Ocean’s Eleven (2001) [PG-13] ****


Danny Ocean (George Clooney) has just been released from prison in New Jersey and he’s already planning his next heist. But this one will dwarf them all. Danny plans to rob three Las Vegas casinos simultaneously – the Bellagio, the Mirage and the MGM Grand - by breaking into the secure vault located two hundred feet below the Bellagio on the Las Vegas Strip, and getting away with $160 million. 

The three hotels are owned by Terry Benedict (Andy Garcia) who’s made a number of enemies over the years, including Reuben Tishkoff (Elliott Gould). Reuben decides to bankroll Danny and his team, which includes blackjack dealer Frank (Bernie Mac), Danny’s right hand man Rusty (Brad Pitt), brother drivers Virgil & Turk (Casey Affleck and Scott Caan), electronics expert Livingston (Eddie Jemison), gymnast Yen (Shaobo Qin), con artist Saul (Carl Reiner), pickpocket Linus (Matt Damon) and demolitions expert Basher (Don Cheadle). And when Rusty spots Danny’s ex-wife Tess (Julia Roberts) in the casino, and learns that she’s now Benedict’s girlfriend, he realizes that this heist isn’t just about money – it also about Danny getting some payback.
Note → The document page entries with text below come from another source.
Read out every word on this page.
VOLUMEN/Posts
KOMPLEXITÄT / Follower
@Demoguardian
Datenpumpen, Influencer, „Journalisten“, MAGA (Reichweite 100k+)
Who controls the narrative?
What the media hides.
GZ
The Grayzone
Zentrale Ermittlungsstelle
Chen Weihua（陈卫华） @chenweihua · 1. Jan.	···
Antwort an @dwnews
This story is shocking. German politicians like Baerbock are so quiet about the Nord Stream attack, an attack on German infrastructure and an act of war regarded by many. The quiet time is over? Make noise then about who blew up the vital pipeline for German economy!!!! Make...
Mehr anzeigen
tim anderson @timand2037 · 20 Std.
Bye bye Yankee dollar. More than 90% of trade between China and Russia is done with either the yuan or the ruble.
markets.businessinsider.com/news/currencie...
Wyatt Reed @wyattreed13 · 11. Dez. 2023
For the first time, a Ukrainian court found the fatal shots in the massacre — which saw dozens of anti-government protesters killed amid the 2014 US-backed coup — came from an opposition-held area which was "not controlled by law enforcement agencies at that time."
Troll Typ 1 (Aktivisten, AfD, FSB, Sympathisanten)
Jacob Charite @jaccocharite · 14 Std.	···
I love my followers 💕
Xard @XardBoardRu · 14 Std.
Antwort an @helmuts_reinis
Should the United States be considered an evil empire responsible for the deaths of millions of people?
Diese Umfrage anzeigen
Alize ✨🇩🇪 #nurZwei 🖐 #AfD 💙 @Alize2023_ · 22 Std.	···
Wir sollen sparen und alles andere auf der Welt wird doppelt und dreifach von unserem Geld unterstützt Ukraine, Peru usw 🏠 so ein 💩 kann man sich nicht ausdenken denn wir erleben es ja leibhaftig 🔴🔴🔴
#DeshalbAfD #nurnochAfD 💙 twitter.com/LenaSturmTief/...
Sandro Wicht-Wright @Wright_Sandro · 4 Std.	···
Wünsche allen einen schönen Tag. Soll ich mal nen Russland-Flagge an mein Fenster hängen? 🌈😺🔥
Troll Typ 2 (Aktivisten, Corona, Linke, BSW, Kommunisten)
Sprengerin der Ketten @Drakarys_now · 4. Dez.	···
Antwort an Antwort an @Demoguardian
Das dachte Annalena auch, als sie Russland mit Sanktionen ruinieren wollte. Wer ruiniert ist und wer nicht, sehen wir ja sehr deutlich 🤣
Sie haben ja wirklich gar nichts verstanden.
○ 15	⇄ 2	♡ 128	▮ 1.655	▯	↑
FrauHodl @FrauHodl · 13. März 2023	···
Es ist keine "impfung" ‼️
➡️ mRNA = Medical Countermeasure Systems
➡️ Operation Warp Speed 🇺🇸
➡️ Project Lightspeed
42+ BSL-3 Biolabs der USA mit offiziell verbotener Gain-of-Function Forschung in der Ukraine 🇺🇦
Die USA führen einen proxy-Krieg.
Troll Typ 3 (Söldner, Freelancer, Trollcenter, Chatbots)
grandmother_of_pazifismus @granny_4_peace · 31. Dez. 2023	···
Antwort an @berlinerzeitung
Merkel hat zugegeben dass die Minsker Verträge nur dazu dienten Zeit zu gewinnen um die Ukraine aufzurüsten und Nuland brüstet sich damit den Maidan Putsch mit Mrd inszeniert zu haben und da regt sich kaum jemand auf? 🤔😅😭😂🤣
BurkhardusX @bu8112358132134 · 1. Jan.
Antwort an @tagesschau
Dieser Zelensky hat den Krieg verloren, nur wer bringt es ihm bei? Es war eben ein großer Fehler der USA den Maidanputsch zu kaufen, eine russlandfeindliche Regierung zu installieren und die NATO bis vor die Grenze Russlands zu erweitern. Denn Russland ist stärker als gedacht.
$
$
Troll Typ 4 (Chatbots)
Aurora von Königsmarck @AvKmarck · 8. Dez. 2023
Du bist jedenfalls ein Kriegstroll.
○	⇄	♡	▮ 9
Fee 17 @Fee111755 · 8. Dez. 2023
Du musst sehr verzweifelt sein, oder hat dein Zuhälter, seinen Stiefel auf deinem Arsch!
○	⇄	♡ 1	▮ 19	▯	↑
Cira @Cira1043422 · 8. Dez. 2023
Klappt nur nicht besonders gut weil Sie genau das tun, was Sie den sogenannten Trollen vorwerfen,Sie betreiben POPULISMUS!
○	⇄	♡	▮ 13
Ocean’s Eleven features an inventive screenplay and a great cast; clearly they had fun making this film. It has aged well, and it provides just the right combination of comedy and drama for an ensemble heist thriller. It is fast-paced enough, and requires just enough suspension of disbelief that repeat viewings continue to entertain us, even though we know how it is going to end. If you enjoyed films like Bandits, RED, and Sneakers, you will really enjoy Ocean’s Eleven

Labels: crime, thriller   
Internet Movie Database   
Metacritic 74/100   
Tomatometer (critics=82, viewers=79)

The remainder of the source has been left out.